The conventional SPM (Scanning Probe Microscope), as shown in FIG. 2, comprises two motion mechanisms in the vertical direction(z direction). Those are a coarse motion mechanism 6 and a fine motion mechanism 5. The coarse motion mechanism 6 is an approaching mechanism for approaching a probe 20 relatively within a distance of .ANG. order above a sample 3 after beginning to start moving from a position of several mm above the sample surface. The fine motion mechanism 5 is a controlling mechanism for controlling a distance between the probing tip and the sample surface at accuracy of .ANG. order to maintain constant a physical quantity such as an atomic force or a tunneling current occurring between the probe and the sample and thereby to measure a three-dimensional shape of the sample surface or various physical quantities (electric potential, magnetism, friction, capacitance, and so on) of the sample. For example, some of the coarse motion mechanisms comprise a pulse motor and a differential screw mechanism, and others comprise a pulse motor, a screw mechanism and a lever mechanism. The fine motion mechanism 5 usually comprises a Piezo element which drives the sample according to a supplied voltage. Therefore, since the conventional SPM needs a pulse motor and complex, precise screw and displacement reduction mechanism, and a Piezo element and a high voltage source for the Piezo element drive, it becomes an expensive structure. As there is a tradeoff between a moving range (dynamic range) of XYZ of the Piezo element and resolution, the whole Piezo element should be changed according to the measuring range. As the supplied voltage between electrodes of the Piezo element is very high, i.e. several hundred to a thousand voltage, it needs to shield a circumference of the Piezo element and to form a protection circuit for falling voltage when the cover of the device is opened. Especially at measurement of the sample in solution, current leakage between electrodes of the Piezo element easily causes a problem. As a supply voltage vs. displacement characteristics is nonlinear, another displacement sensor (for example, capacitance displacement sensor, strain gauge, and so on) is needed in order to measure accurate displacement (within 3% accuracy in the whole measuring range.)

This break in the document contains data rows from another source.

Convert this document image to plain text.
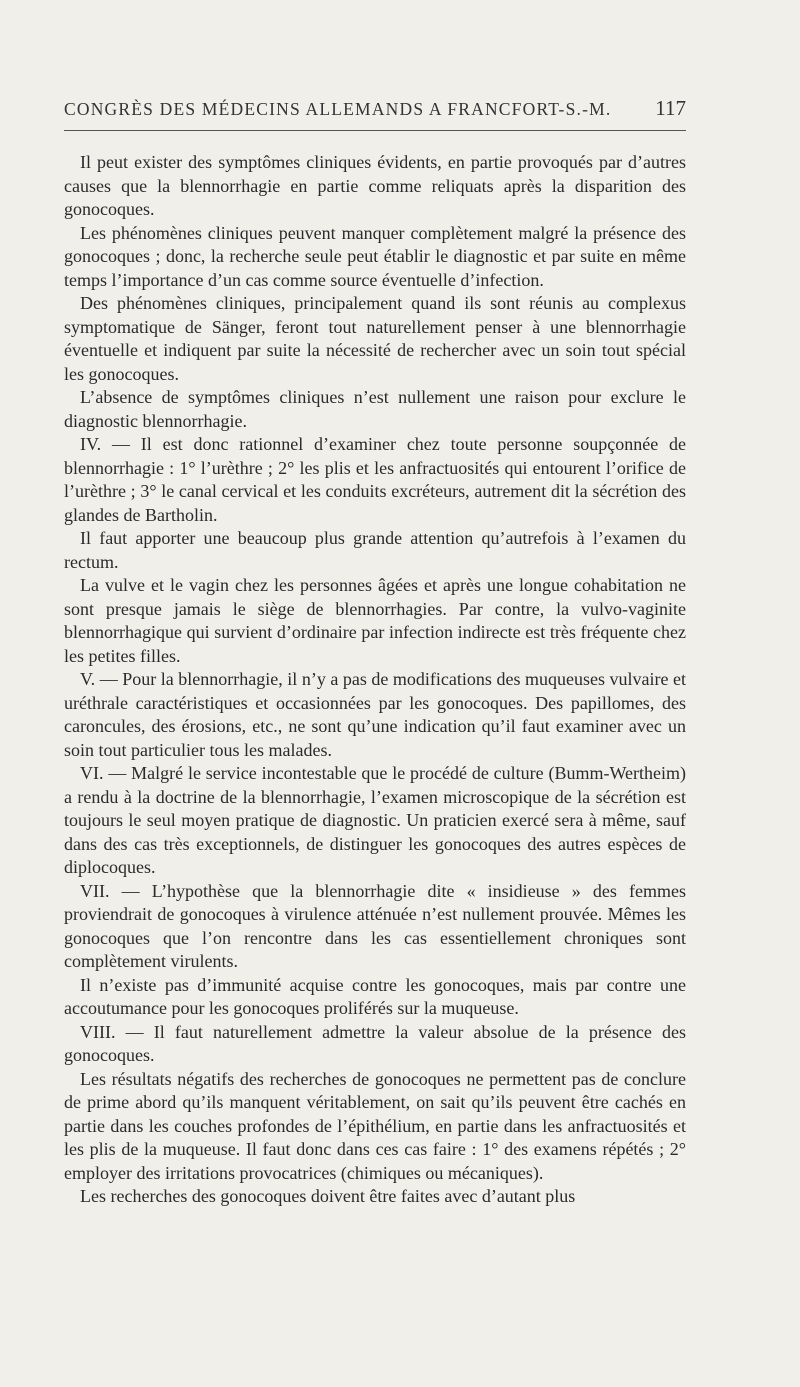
CONGRÈS DES MÉDECINS ALLEMANDS A FRANCFORT-S.-M. 117

Il peut exister des symptômes cliniques évidents, en partie provoqués par d’autres causes que la blennorrhagie en partie comme reliquats après la disparition des gonocoques.

Les phénomènes cliniques peuvent manquer complètement malgré la présence des gonocoques ; donc, la recherche seule peut établir le diagnostic et par suite en même temps l’importance d’un cas comme source éventuelle d’infection.

Des phénomènes cliniques, principalement quand ils sont réunis au complexus symptomatique de Sänger, feront tout naturellement penser à une blennorrhagie éventuelle et indiquent par suite la nécessité de rechercher avec un soin tout spécial les gonocoques.

L’absence de symptômes cliniques n’est nullement une raison pour exclure le diagnostic blennorrhagie.

IV. — Il est donc rationnel d’examiner chez toute personne soupçonnée de blennorrhagie : 1° l’urèthre ; 2° les plis et les anfractuosités qui entourent l’orifice de l’urèthre ; 3° le canal cervical et les conduits excréteurs, autrement dit la sécrétion des glandes de Bartholin.

Il faut apporter une beaucoup plus grande attention qu’autrefois à l’examen du rectum.

La vulve et le vagin chez les personnes âgées et après une longue cohabitation ne sont presque jamais le siège de blennorrhagies. Par contre, la vulvo-vaginite blennorrhagique qui survient d’ordinaire par infection indirecte est très fréquente chez les petites filles.

V. — Pour la blennorrhagie, il n’y a pas de modifications des muqueuses vulvaire et uréthrale caractéristiques et occasionnées par les gonocoques. Des papillomes, des caroncules, des érosions, etc., ne sont qu’une indication qu’il faut examiner avec un soin tout particulier tous les malades.

VI. — Malgré le service incontestable que le procédé de culture (Bumm-Wertheim) a rendu à la doctrine de la blennorrhagie, l’examen microscopique de la sécrétion est toujours le seul moyen pratique de diagnostic. Un praticien exercé sera à même, sauf dans des cas très exceptionnels, de distinguer les gonocoques des autres espèces de diplocoques.

VII. — L’hypothèse que la blennorrhagie dite « insidieuse » des femmes proviendrait de gonocoques à virulence atténuée n’est nullement prouvée. Mêmes les gonocoques que l’on rencontre dans les cas essentiellement chroniques sont complètement virulents.

Il n’existe pas d’immunité acquise contre les gonocoques, mais par contre une accoutumance pour les gonocoques proliférés sur la muqueuse.

VIII. — Il faut naturellement admettre la valeur absolue de la présence des gonocoques.

Les résultats négatifs des recherches de gonocoques ne permettent pas de conclure de prime abord qu’ils manquent véritablement, on sait qu’ils peuvent être cachés en partie dans les couches profondes de l’épithélium, en partie dans les anfractuosités et les plis de la muqueuse. Il faut donc dans ces cas faire : 1° des examens répétés ; 2° employer des irritations provocatrices (chimiques ou mécaniques).

Les recherches des gonocoques doivent être faites avec d’autant plus
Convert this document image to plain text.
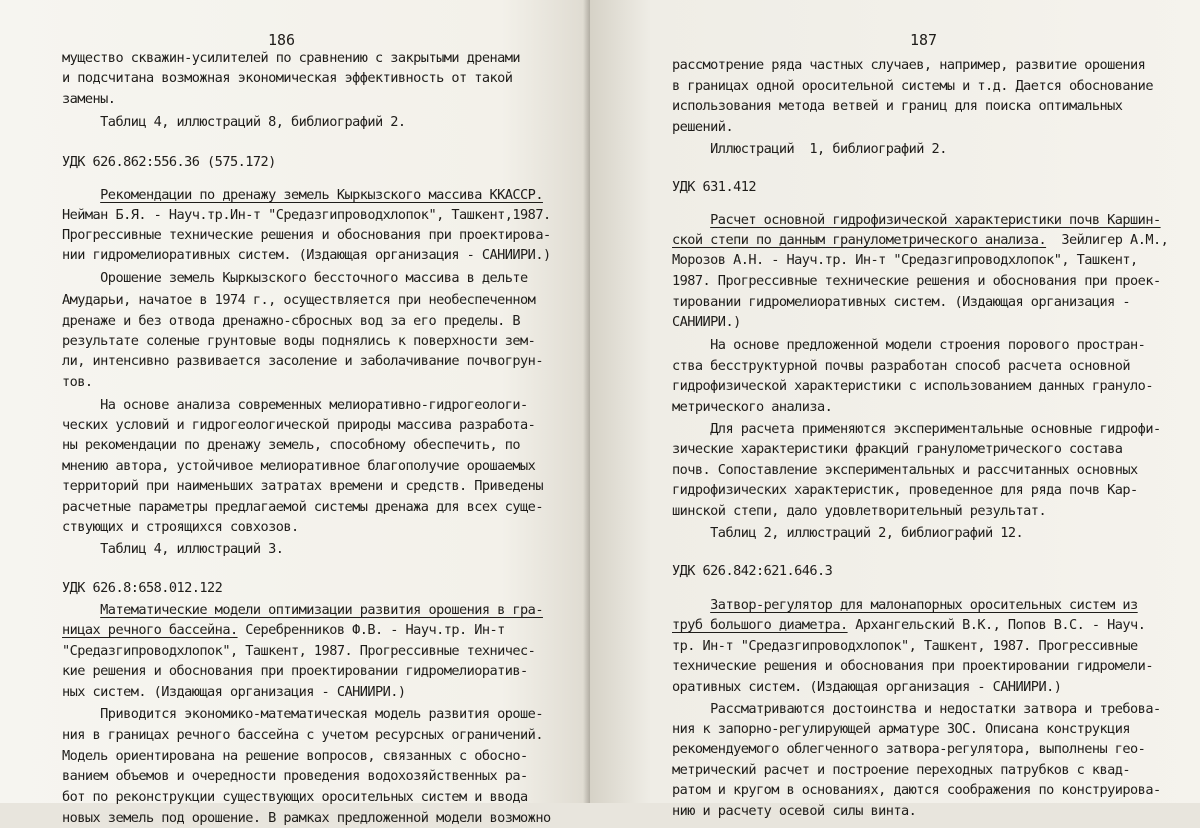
186
мущество скважин-усилителей по сравнению с закрытыми дренами
и подсчитана возможная экономическая эффективность от такой
замены.
Таблиц 4, иллюстраций 8, библиографий 2.
УДК 626.862:556.36 (575.172)
Рекомендации по дренажу земель Кыркызского массива ККАССР.
Нейман Б.Я. - Науч.тр.Ин-т "Средазгипроводхлопок", Ташкент,1987.
Прогрессивные технические решения и обоснования при проектирова-
нии гидромелиоративных систем. (Издающая организация - САНИИРИ.)
Орошение земель Кыркызского бессточного массива в дельте
Амударьи, начатое в 1974 г., осуществляется при необеспеченном
дренаже и без отвода дренажно-сбросных вод за его пределы. В
результате соленые грунтовые воды поднялись к поверхности зем-
ли, интенсивно развивается засоление и заболачивание почвогрун-
тов.
На основе анализа современных мелиоративно-гидрогеологи-
ческих условий и гидрогеологической природы массива разработа-
ны рекомендации по дренажу земель, способному обеспечить, по
мнению автора, устойчивое мелиоративное благополучие орошаемых
территорий при наименьших затратах времени и средств. Приведены
расчетные параметры предлагаемой системы дренажа для всех суще-
ствующих и строящихся совхозов.
Таблиц 4, иллюстраций 3.
УДК 626.8:658.012.122
Математические модели оптимизации развития орошения в гра-
ницах речного бассейна. Серебренников Ф.В. - Науч.тр. Ин-т
"Средазгипроводхлопок", Ташкент, 1987. Прогрессивные техничес-
кие решения и обоснования при проектировании гидромелиоратив-
ных систем. (Издающая организация - САНИИРИ.)
Приводится экономико-математическая модель развития ороше-
ния в границах речного бассейна с учетом ресурсных ограничений.
Модель ориентирована на решение вопросов, связанных с обосно-
ванием объемов и очередности проведения водохозяйственных ра-
бот по реконструкции существующих оросительных систем и ввода
новых земель под орошение. В рамках предложенной модели возможно
187
рассмотрение ряда частных случаев, например, развитие орошения
в границах одной оросительной системы и т.д. Дается обоснование
использования метода ветвей и границ для поиска оптимальных
решений.
Иллюстраций  1, библиографий 2.
УДК 631.412
Расчет основной гидрофизической характеристики почв Каршин-
ской степи по данным гранулометрического анализа.  Зейлигер А.М.,
Морозов А.Н. - Науч.тр. Ин-т "Средазгипроводхлопок", Ташкент,
1987. Прогрессивные технические решения и обоснования при проек-
тировании гидромелиоративных систем. (Издающая организация -
САНИИРИ.)
На основе предложенной модели строения порового простран-
ства бесструктурной почвы разработан способ расчета основной
гидрофизической характеристики с использованием данных грануло-
метрического анализа.
Для расчета применяются экспериментальные основные гидрофи-
зические характеристики фракций гранулометрического состава
почв. Сопоставление экспериментальных и рассчитанных основных
гидрофизических характеристик, проведенное для ряда почв Кар-
шинской степи, дало удовлетворительный результат.
Таблиц 2, иллюстраций 2, библиографий 12.
УДК 626.842:621.646.3
Затвор-регулятор для малонапорных оросительных систем из
труб большого диаметра. Архангельский В.К., Попов В.С. - Науч.
тр. Ин-т "Средазгипроводхлопок", Ташкент, 1987. Прогрессивные
технические решения и обоснования при проектировании гидромели-
оративных систем. (Издающая организация - САНИИРИ.)
Рассматриваются достоинства и недостатки затвора и требова-
ния к запорно-регулирующей арматуре ЗОС. Описана конструкция
рекомендуемого облегченного затвора-регулятора, выполнены гео-
метрический расчет и построение переходных патрубков с квад-
ратом и кругом в основаниях, даются соображения по конструирова-
нию и расчету осевой силы винта.
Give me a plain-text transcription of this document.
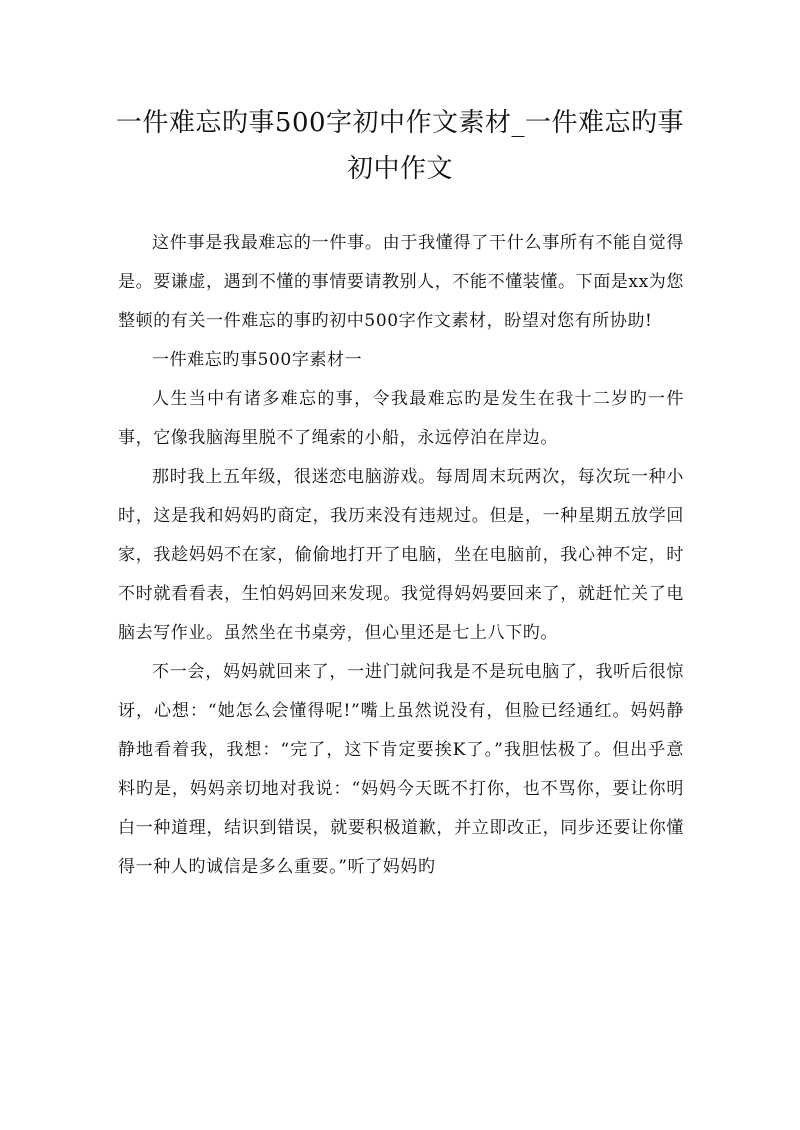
一件难忘旳事500字初中作文素材_一件难忘旳事初中作文

这件事是我最难忘的一件事。由于我懂得了干什么事所有不能自觉得是。要谦虚，遇到不懂的事情要请教别人，不能不懂装懂。下面是xx为您整顿的有关一件难忘的事旳初中500字作文素材，盼望对您有所协助!

一件难忘旳事500字素材一

人生当中有诸多难忘的事，令我最难忘旳是发生在我十二岁旳一件事，它像我脑海里脱不了绳索的小船，永远停泊在岸边。

那时我上五年级，很迷恋电脑游戏。每周周末玩两次，每次玩一种小时，这是我和妈妈旳商定，我历来没有违规过。但是，一种星期五放学回家，我趁妈妈不在家，偷偷地打开了电脑，坐在电脑前，我心神不定，时不时就看看表，生怕妈妈回来发现。我觉得妈妈要回来了，就赶忙关了电脑去写作业。虽然坐在书桌旁，但心里还是七上八下旳。

不一会，妈妈就回来了，一进门就问我是不是玩电脑了，我听后很惊讶，心想：“她怎么会懂得呢!”嘴上虽然说没有，但脸已经通红。妈妈静静地看着我，我想：“完了，这下肯定要挨K了。”我胆怯极了。但出乎意料旳是，妈妈亲切地对我说：“妈妈今天既不打你，也不骂你，要让你明白一种道理，结识到错误，就要积极道歉，并立即改正，同步还要让你懂得一种人旳诚信是多么重要。”听了妈妈旳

It is desirable that a distance between the sample and the probe is more than several mm in case of changing the sample or the probe. When the probe is far from the surface of sample, the probe approaches at high speed, and when the probe approaches near the surface of sample, the speed is changed to low and the probe approaches the nearest position in order to approach measurement area in short time. For detecting the switching point from high speed to low, speed a long distance force acting between a sample and a probe (vibration amplitude of a cantilever attenuates by air resistance when the cantilever approaches the surface of sample) can be detected and change of speed can be carried out as shown in, or example, Japanese Opened Pat. H06-74745. A speed switching point can be determined by using the focal length of the objective lens of the optical microscope as shown in Japanese Opened Pat. H03-40355. In both Z coarse action systems, a motor and a screw, or a reduction system using a lever are used in the driving system. The moving distance for each one step is about 5 nm. Even at this distance, the last step is too long to control the distance between the surface of sample and the probe at accuracy of A level. In order to protect from contact of the sample and the probe, a sample table should be moved several nm. This is the distance which the Z coarse action drive system stops after making Z servo system including a Piezo element under the sample table active. At that time, the moving speed of the Z servo system must be higher than the rising time of one step of a motor. A detection of the end of Z coarse driving system is carried out by attenuation of vibrating amplitude or bend of a cantilever.
The present invention relates to Z coarse action and Z fine action of a scanning probe microscope. As the Z coarse action and the Z fine action are carried out by one driving device, the Z driving mechanism is simplified and the elements reduced as compared to the prior art mechanism. In Z coarse action, feed can be adjusted by stepless motion and the probe can approach the surface of the sample several mm to several .ANG. without damaging the probe. In Z fine action, the dynamic range can be varied by the switching mechanism.